America's Car Mart (CRMT) Misses Q3 EPS by 3c
America's Car Mart (NASDAQ: CRMT) reported Q3 EPS of $0.47, $0.03 worse than the analyst estimate of $0.50. Revenue for the quarter came in at $137 million versus the consensus estimate of $132.35 million.
“We are very proud of our Company and our 35 year history of expanding our footprint to new communities. With our growth and the changes we have seen in the industry, it is time to make a few management structure changes that we believe will allow us to continue our success out into the future,” said William H. (“Hank”) Henderson, Chief Executive Officer of America’s Car-Mart, Inc. (the “Company”). “We have promoted Leon Walthall to the newly created position of Field Operations Officer where he will be leading our Regional Vice Presidents of Operations. Leon has been with the Company for over 27 years and has had tremendous success both as a General Manager and for the last six years as a Regional Vice President. Jeff Williams, our Chief Financial Officer for the last 10 years, will assume additional responsibilities as our President. We are very excited for Leon and Jeff and appreciate their hard-work and dedication to the Company. I am confident that expanding their scope of influence will be very beneficial and a move in the right direction to realizing the true potential of our Company.”
“We feel good about the quality of the vehicles we are selling and the credit profiles of our customers.

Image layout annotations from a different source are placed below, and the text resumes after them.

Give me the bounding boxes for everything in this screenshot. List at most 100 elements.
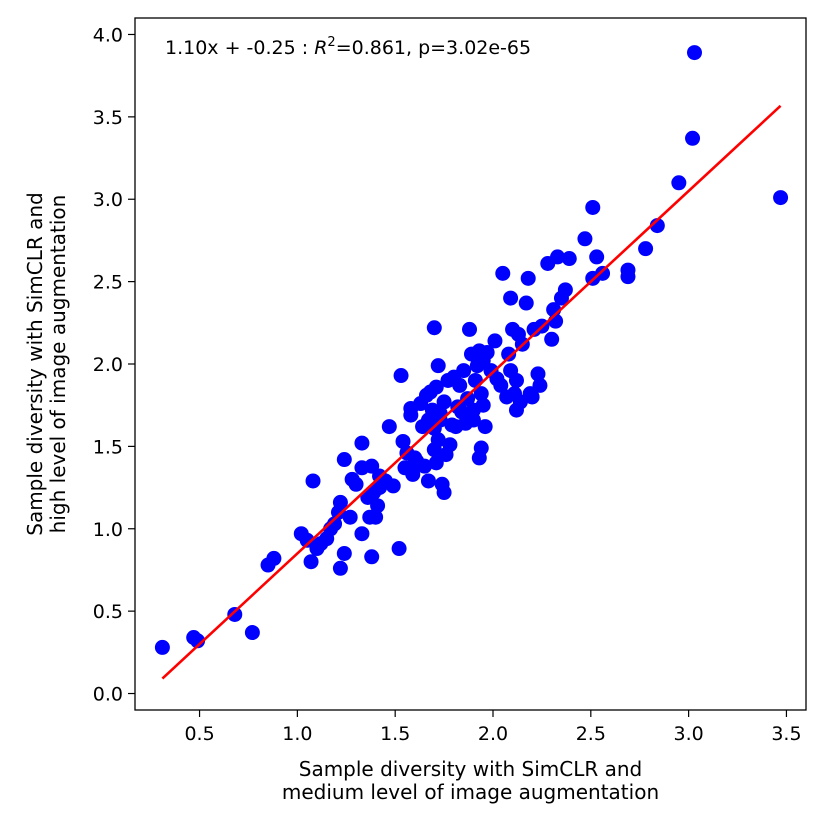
data-point [299, 532, 315, 548]
data-point [686, 45, 702, 61]
data-point [327, 516, 343, 532]
data-point [508, 372, 524, 388]
data-point [420, 473, 436, 489]
fit-annotation: 1.10x + -0.25 : R2=0.861, p=3.02e-65 [165, 35, 531, 59]
data-point [475, 397, 491, 413]
data-point [426, 320, 442, 336]
data-point [332, 560, 348, 576]
data-point [370, 498, 386, 514]
y-axis-label: Sample diversity with SimCLR and [23, 192, 47, 536]
data-point [430, 432, 446, 448]
data-point [487, 333, 503, 349]
x-tick-label: 2.0 [478, 723, 508, 745]
fit-line-layer [161, 104, 782, 680]
data-point [342, 509, 358, 525]
data-point [336, 545, 352, 561]
data-point [436, 485, 452, 501]
data-point [405, 466, 421, 482]
data-point [303, 554, 319, 570]
data-point [227, 606, 243, 622]
y-tick-label: 1.5 [93, 436, 123, 458]
data-point [671, 175, 687, 191]
x-tick-label: 2.5 [576, 723, 606, 745]
data-point [395, 433, 411, 449]
data-point [577, 231, 593, 247]
data-point [520, 270, 536, 286]
data-point [550, 249, 566, 265]
data-point [473, 386, 489, 402]
data-point [190, 633, 206, 649]
y-axis-label: high level of image augmentation [46, 195, 70, 534]
x-tick-label: 3.5 [771, 723, 801, 745]
x-axis-label: Sample diversity with SimCLR and [299, 757, 643, 781]
data-point [503, 290, 519, 306]
labels-layer: 0.5 1.0 1.5 2.0 2.5 3.0 3.5 0.0 0.5 1.0 1.5 2.0 2.5 3… [23, 24, 802, 804]
data-point [332, 494, 348, 510]
data-point [381, 419, 397, 435]
data-point [442, 437, 458, 453]
y-tick-label: 2.0 [93, 354, 123, 376]
data-point [154, 639, 170, 655]
y-tick-label: 3.0 [93, 189, 123, 211]
data-point [354, 526, 370, 542]
data-point [493, 377, 509, 393]
data-point [467, 372, 483, 388]
ticks-layer [128, 33, 788, 717]
data-point [354, 435, 370, 451]
data-point [638, 241, 654, 257]
data-point [473, 440, 489, 456]
data-point [512, 394, 528, 410]
data-point [477, 419, 493, 435]
plot-frame [134, 17, 807, 711]
data-point [589, 249, 605, 265]
data-point [495, 265, 511, 281]
data-point [430, 358, 446, 374]
data-point [305, 473, 321, 489]
data-point [462, 321, 478, 337]
y-tick-label: 2.5 [93, 272, 123, 294]
data-point [501, 346, 517, 362]
data-point [561, 251, 577, 267]
x-tick-label: 1.5 [380, 723, 410, 745]
data-point [244, 625, 260, 641]
y-tick-label: 3.5 [93, 107, 123, 129]
y-tick-label: 1.0 [93, 519, 123, 541]
data-point [403, 407, 419, 423]
data-point [479, 344, 495, 360]
data-point [452, 377, 468, 393]
data-point [266, 550, 282, 566]
data-point [393, 368, 409, 384]
y-tick-label: 0.5 [93, 601, 123, 623]
data-point [557, 282, 573, 298]
data-point [773, 190, 789, 206]
points-layer [154, 45, 789, 655]
data-point [532, 377, 548, 393]
data-point [436, 394, 452, 410]
y-tick-label: 0.0 [93, 684, 123, 706]
data-point [348, 476, 364, 492]
x-axis-label: medium level of image augmentation [282, 780, 659, 804]
data-point [368, 509, 384, 525]
data-point [428, 379, 444, 395]
data-point [428, 455, 444, 471]
data-point [460, 391, 476, 407]
data-point [544, 331, 560, 347]
data-point [385, 478, 401, 494]
x-tick-label: 0.5 [184, 723, 214, 745]
data-point [336, 452, 352, 468]
data-point [585, 199, 601, 215]
data-point [530, 366, 546, 382]
x-tick-label: 1.0 [282, 723, 312, 745]
data-point [595, 265, 611, 281]
data-point [391, 541, 407, 557]
data-point [454, 404, 470, 420]
y-tick-label: 4.0 [93, 24, 123, 46]
data-point [620, 262, 636, 278]
regression-line [161, 104, 782, 680]
x-tick-label: 3.0 [674, 723, 704, 745]
data-point [417, 458, 433, 474]
data-point [518, 295, 534, 311]
data-point [524, 389, 540, 405]
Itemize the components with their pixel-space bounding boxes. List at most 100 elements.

However, we continue to struggle with our sales volumes as we haven’t yet seen relief from the operating environment. There is no doubt that competition is still very intense and January was particularly weak from a sales volume perspective. In addition to the high level of competition, we also attribute the volume challenges to us being more conservative with our underwriting and to a delay in income tax refunds this year compared to last,” added Mr. Henderson. “Even with the volume shortfall we were able to show good, solid growth at the top line for the quarter, something we are very proud of and something that we can build on as we move forward. We will continue to work hard on the expense side of the business as we move to improve productivity. We will adjust accordingly and as always continue to try to find just the right balance between risk and volume.”
“As Hank mentioned, one of our biggest challenges right now is finding our footing on the volume side and making sure our infrastructure costs are in alignment. Our cash on cash returns for the deals we are writing are solid, but we are struggling with attracting enough good, solid deals in this environment. While we still believe we will grow into our cost structure, which was created with the view of supporting much higher volumes, that was certainly not the case this quarter and we are making adjustments, including pushing for higher volumes,” said Jeff Williams, Chief Financial Officer for America’s Car-Mart, Inc. “It has been a very difficult market to read, and competitive forces are intense. We will continue to pursue our mission of striving to earn the repeat business of our customers by providing quality vehicles, affordable payment terms and excellent service. We believe more firmly than ever that supporting our customers with a face-to-face relationship is the best way to serve our market.”
“Our debt to equity ratio is 53.5% and our debt to receivables ratio is 27.6%, up from 24.6% at April 30, 2015. We re-purchased 252,513 shares for $6.5 million for an average cost of $25.73 per share during the quarter, and since February 10, 2010, we have repurchased 4 million shares, or 34% of our Company, for $131 million at an average cost of $32.76 per share. To support our growth and any potential future repurchases, today we exercised an option under our existing credit agreement to increase our revolving credit facilities by $27.5 million from $145 million to $172.5 million,” added Mr. Williams. “As always, we are focused on cash flows and growing value over the long-term. Since January 31, 2015, we have repurchased almost $17 million in common stock, incurred $6 million in capital expenditures, grown finance receivables by $18 million and inventory by $4 million, which will decrease back down during the fourth quarter, with only a $10 million increase in debt.”